Ideally, we would be able to understand our variation.
Interesting and (not-yet) interesting variation
Variation type 1 (interesting historical) and 2 (not-yet interesting historical – we used to say “uninteresting” but often these things become interesting once you start to find out about them) is important.
If we were interested in how a particular writer switched between spellings of the word naïve in order to indicate something, or more generally about the decline of the use of umlauts in the 17th century, then the variation in whether the letter I has one or two dots over it when surrounded by the letters n, a, v and e would be interesting (or type 1 variation). If this is the case, we would probably want to be really careful to make sure that (to the extent possible) if we saw the variation, we could attribute it historically (to either the writer or publisher) – not the transcriber, Unicode library author, or even the librarian.
It is tempting to think that “we should just be careful about everything.” Since we don’t know whether or not the umlauts are interesting, we should preserve them. For something as simple and specific as umlauts, it might be OK. But this is a bad approach in general for a number of reasons:
- It can be costly. Each thing you try to preserve probably has a number of costs (e.g., to make sure we don’t make mistakes with umlauts, we must make sure that all software tools we use properly handle them, that the transcriber consistently identifies and codes them …).

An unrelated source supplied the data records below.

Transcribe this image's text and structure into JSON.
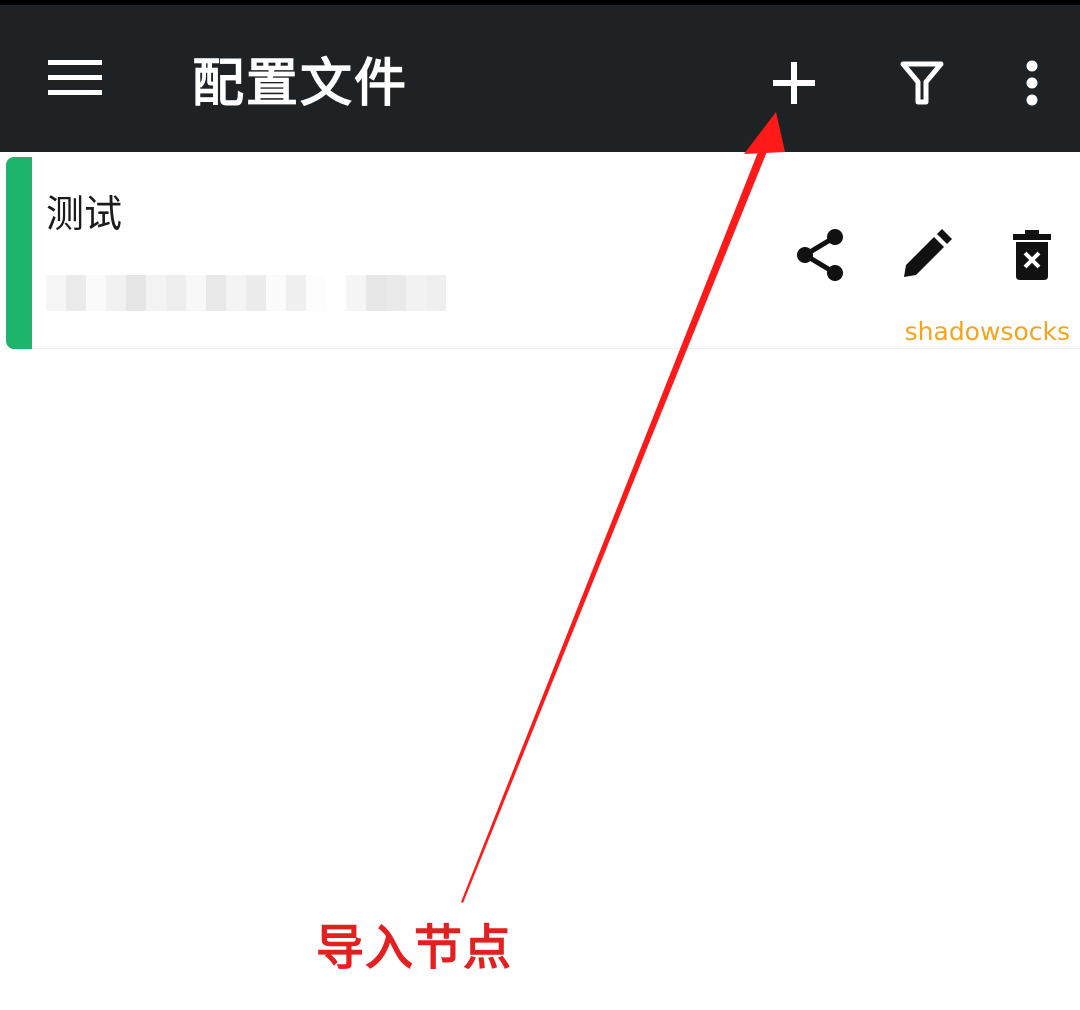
{
  "toolbar": {
    "title": "配置文件",
    "menu_icon": "hamburger-menu-icon",
    "add_icon": "plus-icon",
    "filter_icon": "filter-icon",
    "more_icon": "more-vertical-icon",
    "background": "#1f2225"
  },
  "profiles": [
    {
      "name": "测试",
      "address_blurred": true,
      "type": "shadowsocks",
      "selected": true,
      "selected_color": "#1cb56b",
      "type_color": "#f3a420",
      "actions": [
        "share-icon",
        "edit-icon",
        "delete-icon"
      ]
    }
  ],
  "annotation": {
    "label": "导入节点",
    "color": "#e41f1f",
    "points_to": "add-button"
  }
}
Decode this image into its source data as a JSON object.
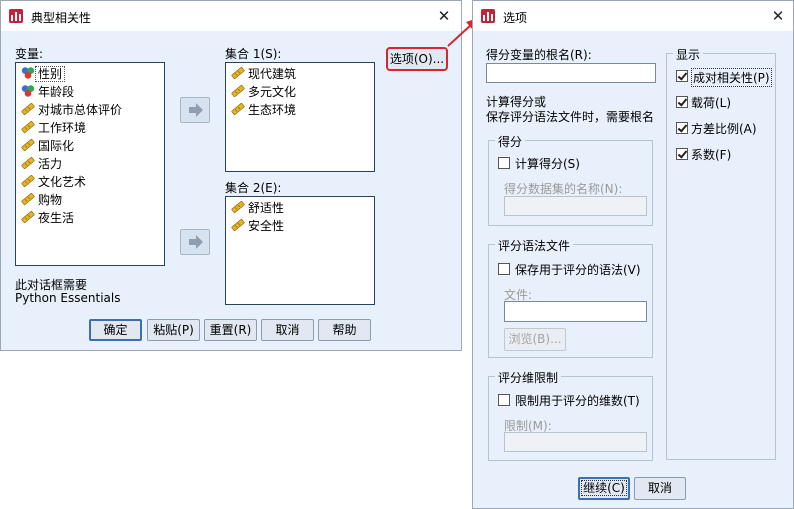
{
  "main_dialog": {
    "title": "典型相关性",
    "variables_label": "变量:",
    "variables": [
      {
        "label": "性别",
        "icon": "nominal-icon"
      },
      {
        "label": "年龄段",
        "icon": "nominal-icon"
      },
      {
        "label": "对城市总体评价",
        "icon": "scale-icon"
      },
      {
        "label": "工作环境",
        "icon": "scale-icon"
      },
      {
        "label": "国际化",
        "icon": "scale-icon"
      },
      {
        "label": "活力",
        "icon": "scale-icon"
      },
      {
        "label": "文化艺术",
        "icon": "scale-icon"
      },
      {
        "label": "购物",
        "icon": "scale-icon"
      },
      {
        "label": "夜生活",
        "icon": "scale-icon"
      }
    ],
    "set1_label": "集合 1(S):",
    "set1_items": [
      "现代建筑",
      "多元文化",
      "生态环境"
    ],
    "set2_label": "集合 2(E):",
    "set2_items": [
      "舒适性",
      "安全性"
    ],
    "options_button": "选项(O)...",
    "note_line1": "此对话框需要",
    "note_line2": "Python Essentials",
    "buttons": {
      "ok": "确定",
      "paste": "粘贴(P)",
      "reset": "重置(R)",
      "cancel": "取消",
      "help": "帮助"
    }
  },
  "options_dialog": {
    "title": "选项",
    "rootname_label": "得分变量的根名(R):",
    "rootname_value": "",
    "info_line1": "计算得分或",
    "info_line2": "保存评分语法文件时，需要根名",
    "scores_group": {
      "title": "得分",
      "compute_label": "计算得分(S)",
      "compute_checked": false,
      "dataset_label": "得分数据集的名称(N):"
    },
    "syntax_group": {
      "title": "评分语法文件",
      "save_label": "保存用于评分的语法(V)",
      "save_checked": false,
      "file_label": "文件:",
      "browse": "浏览(B)..."
    },
    "dims_group": {
      "title": "评分维限制",
      "limit_label": "限制用于评分的维数(T)",
      "limit_checked": false,
      "limit_field_label": "限制(M):"
    },
    "display_group": {
      "title": "显示",
      "items": [
        {
          "label": "成对相关性(P)",
          "checked": true
        },
        {
          "label": "载荷(L)",
          "checked": true
        },
        {
          "label": "方差比例(A)",
          "checked": true
        },
        {
          "label": "系数(F)",
          "checked": true
        }
      ]
    },
    "buttons": {
      "continue": "继续(C)",
      "cancel": "取消"
    }
  },
  "colors": {
    "dialog_bg": "#e8f1fb",
    "highlight": "#d9252f",
    "default_border": "#3a6fb0"
  }
}
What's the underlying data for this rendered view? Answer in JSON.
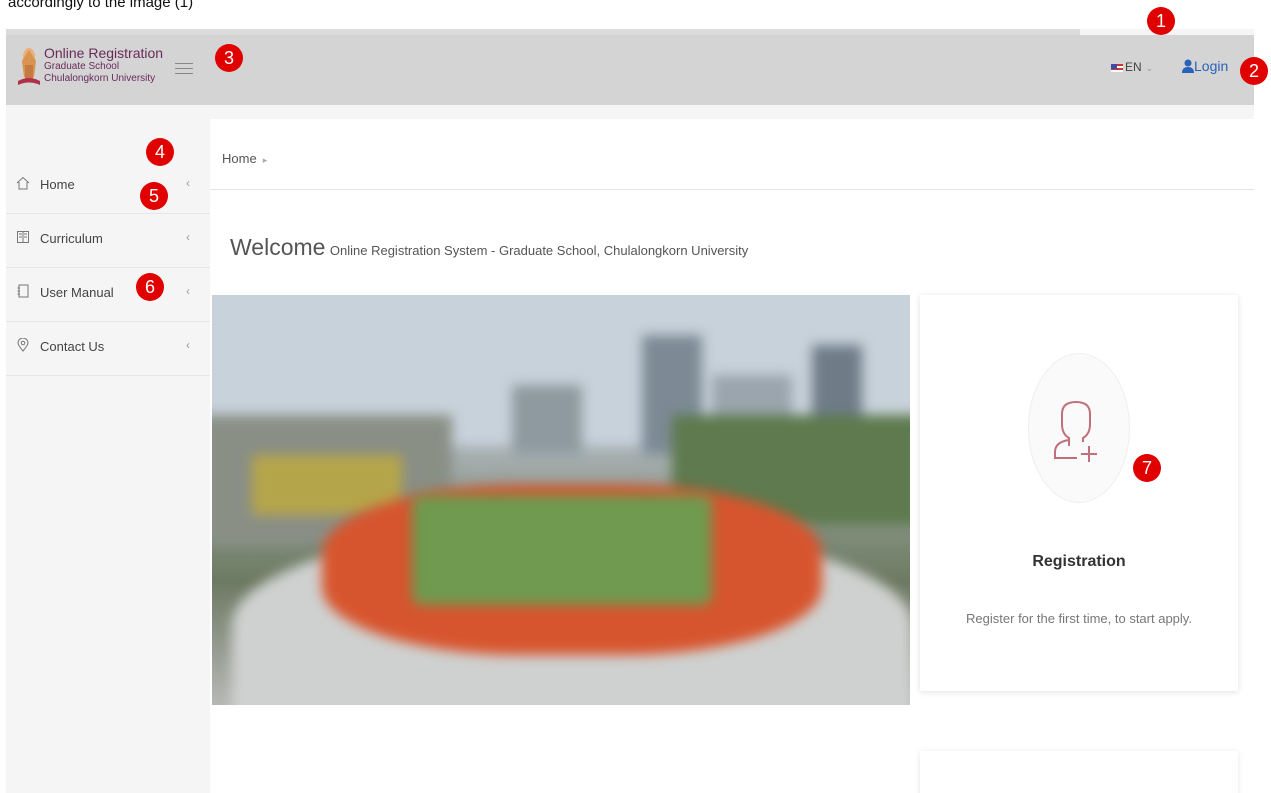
{
  "caption": "accordingly to the image (1)",
  "header": {
    "logo_title": "Online Registration",
    "logo_sub1": "Graduate School",
    "logo_sub2": "Chulalongkorn University",
    "lang_label": "EN",
    "login_label": "Login"
  },
  "sidebar": {
    "items": [
      {
        "label": "Home",
        "icon": "home-icon"
      },
      {
        "label": "Curriculum",
        "icon": "book-icon"
      },
      {
        "label": "User Manual",
        "icon": "notebook-icon"
      },
      {
        "label": "Contact Us",
        "icon": "map-pin-icon"
      }
    ]
  },
  "breadcrumb": {
    "home": "Home"
  },
  "welcome": {
    "big": "Welcome",
    "small": "Online Registration System - Graduate School, Chulalongkorn University"
  },
  "registration_card": {
    "title": "Registration",
    "description": "Register for the first time, to start apply."
  },
  "badges": [
    "1",
    "2",
    "3",
    "4",
    "5",
    "6",
    "7"
  ],
  "colors": {
    "header_bg": "#d4d4d4",
    "logo_purple": "#6b2a5a",
    "login_blue": "#2a62b8",
    "badge_red": "#e00000",
    "icon_pink": "#c0707a"
  }
}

- You can’t predict everything ahead of time, and if you try you end up on a slippery slope. First, you want i-umlauts differentiated from i. Then you find you’re interested in the size and shape of the umlauts. Then you want the micro-patterns within the umlauts (maybe for a theory that because the printers resented using them they didn’t clean them as well, so the ink wasn’t applied as uniformly). And so on.
- It matters statistically. Post-hoc arguments are different than a priori ones. Saying that you found a one-in-a-million case isn’t so surprising when you look at a billion things (you are likely to find many). Predicting which one ahead of time is different.
- It also matters for searching: if you are interested in instances of the feminine pronoun ‘she’, but your encoding has retained all the possible spellings: “she”, “shee”, “She”, “Shee”, “fhe”, etc. To find them all you need to remember all the possible variants.
How to deal with unwanted variation?
Interesting variation is good: it’s where we see the differences between things.
Variation can also be bad: the differences between things might obscure other similarities of patterns. For example, the fact that naïve might be spelled wrong because of software issues might cause us to miss that two different authors are saying the same thing – albeit with different spellings.
Getting rid of variation is hard – especially when it isn’t well understood. While it might be easy to see that naïve and its misspellings have the same meaning, other cases are more of a judgment call.
Standardization or normalization is the process of removing variance. It requires recognizing that two (or more) things should be the same, and replacing them with a consistent thing. Both steps are potentially problematic: it can be difficult to determine if things really are equivalent, and it can be difficult to choose an appropriate consistent representation for both. For an example of what this process may look like, see the following blog entry on forcing Early Modern English spellings to certain modern English equivalents.
Specific Kinds of Variation: As we consider more documents, the range of these documents grows larger. We can consider a broader range of authors, writing about a broader range of subjects, in a broader range of document types, using a broader range of styles. We might expect connections between these kinds of variability: styles and subjects go in and out of favor over time, different authors use different words, etc.